Страница 1 из 8
Мария Волощук Махоша
"Заметки на полях жизни"
Честно прожитое/подслушенное/подсмотренное
Один зимний вечер, два кота и три сестры
– Не понимаю я, как в квартире, где два кота, могут водиться мыши? – спросила Екатерина у всех сразу и ни у кого конкретно, задавая тему для обсуждения участникам застолья. Она сидела в неудобной позе, больше подходящей для фотосессии, чем для светской беседы. Одна нога в туфле на высоченном каблуке чуть сзади, под жёлтым, в далёком прошлом, креслом на тонких деревянных ножках, обивку которого седоки засалили и затёрли до дыр, а коты вдобавок стильно избахромили. Другая изящно выставлена под стол, обнажив щиколотку с косточками. В руке бокал шампанского, локоть опирался на драный подлокотник с предательски торчащим, местами потемневшим от времени поролоном и деревянным исподним со следами кошачьих когтей. Сама Катя подалась вперёд с прямой спиной, перенеся вес на ноги, и хоть росточком была невысока, но теперь сидела как модель, отчего мужики плыли и забывали дышать. И не то чтобы Катя этого хотела – здесь не было ни одного достойного такой позы мужчины, но пружина, торчащая из сиденья старого кресла, не оставляла ей шансов сегодня быть некрасивой.

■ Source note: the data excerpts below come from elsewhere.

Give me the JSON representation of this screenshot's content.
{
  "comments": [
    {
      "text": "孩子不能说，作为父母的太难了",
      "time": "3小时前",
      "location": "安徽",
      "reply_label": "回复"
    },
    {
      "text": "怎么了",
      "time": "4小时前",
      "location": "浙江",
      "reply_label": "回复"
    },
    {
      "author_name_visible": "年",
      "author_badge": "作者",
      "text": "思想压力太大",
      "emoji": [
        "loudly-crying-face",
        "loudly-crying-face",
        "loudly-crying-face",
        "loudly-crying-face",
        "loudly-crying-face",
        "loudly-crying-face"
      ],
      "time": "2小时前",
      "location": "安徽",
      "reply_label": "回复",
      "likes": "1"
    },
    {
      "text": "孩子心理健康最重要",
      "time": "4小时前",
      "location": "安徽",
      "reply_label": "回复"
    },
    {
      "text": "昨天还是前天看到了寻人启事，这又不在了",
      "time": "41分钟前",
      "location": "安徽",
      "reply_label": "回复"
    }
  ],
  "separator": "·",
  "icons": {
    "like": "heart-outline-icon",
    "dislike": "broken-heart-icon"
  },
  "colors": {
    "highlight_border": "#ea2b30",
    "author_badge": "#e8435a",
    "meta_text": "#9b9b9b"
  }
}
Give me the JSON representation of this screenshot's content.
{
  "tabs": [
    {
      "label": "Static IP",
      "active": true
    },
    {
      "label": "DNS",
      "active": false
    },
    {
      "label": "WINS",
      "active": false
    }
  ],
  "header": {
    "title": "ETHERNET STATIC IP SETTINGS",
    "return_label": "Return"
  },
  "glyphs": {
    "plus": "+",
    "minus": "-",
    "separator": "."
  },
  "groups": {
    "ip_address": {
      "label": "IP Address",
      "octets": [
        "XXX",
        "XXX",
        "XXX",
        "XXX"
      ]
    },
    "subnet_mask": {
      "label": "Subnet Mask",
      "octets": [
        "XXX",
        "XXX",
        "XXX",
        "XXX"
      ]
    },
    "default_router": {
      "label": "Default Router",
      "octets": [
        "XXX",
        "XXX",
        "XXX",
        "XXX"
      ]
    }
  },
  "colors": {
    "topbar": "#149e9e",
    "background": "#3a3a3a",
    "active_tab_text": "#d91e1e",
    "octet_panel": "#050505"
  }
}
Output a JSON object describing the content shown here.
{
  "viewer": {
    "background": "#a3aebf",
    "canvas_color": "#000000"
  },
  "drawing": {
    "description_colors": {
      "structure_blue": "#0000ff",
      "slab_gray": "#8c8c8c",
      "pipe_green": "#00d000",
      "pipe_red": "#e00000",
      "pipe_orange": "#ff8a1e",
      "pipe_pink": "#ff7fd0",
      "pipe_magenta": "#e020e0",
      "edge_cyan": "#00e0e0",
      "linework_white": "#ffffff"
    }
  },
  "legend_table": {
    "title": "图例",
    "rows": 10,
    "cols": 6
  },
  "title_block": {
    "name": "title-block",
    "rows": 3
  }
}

С начала её времён, сколько помнит, Катя пропивала Новый год в этом кресле, от вишнёвого компота до Prosecco, которое теперь привозила с собой. В детстве, четверть века назад, она отбила лучшее в доме посадочное место у сестрёнки Нюши в честном бою. С тех пор оно называлось "Катино кресло" – надпись эта, нацарапанная ржавым гвоздём, красовалась на подлокотнике, и каждый, кто садился по ошибке, обязан был уступить его вздорной хозяйке по первому требованию. Кресло это было символом Катькиного превосходства, её победы и права быть в семье первой, а значит, главной. Для младшей сестры это, согласитесь, важно. И вот теперь эта досадная пружина вылезла. "Сидят тут в отсутствие владетельницы всякие! Если бы использовалось оно как положено, когда приезжаю раз в год, было бы новёхоньким, как другое, стоящее напротив. Хоть бы только не Нюшка в нём ёрзала в моё отсутствие, мне назло", – думала Екатерина, раскорячившись на своём пружинном троне.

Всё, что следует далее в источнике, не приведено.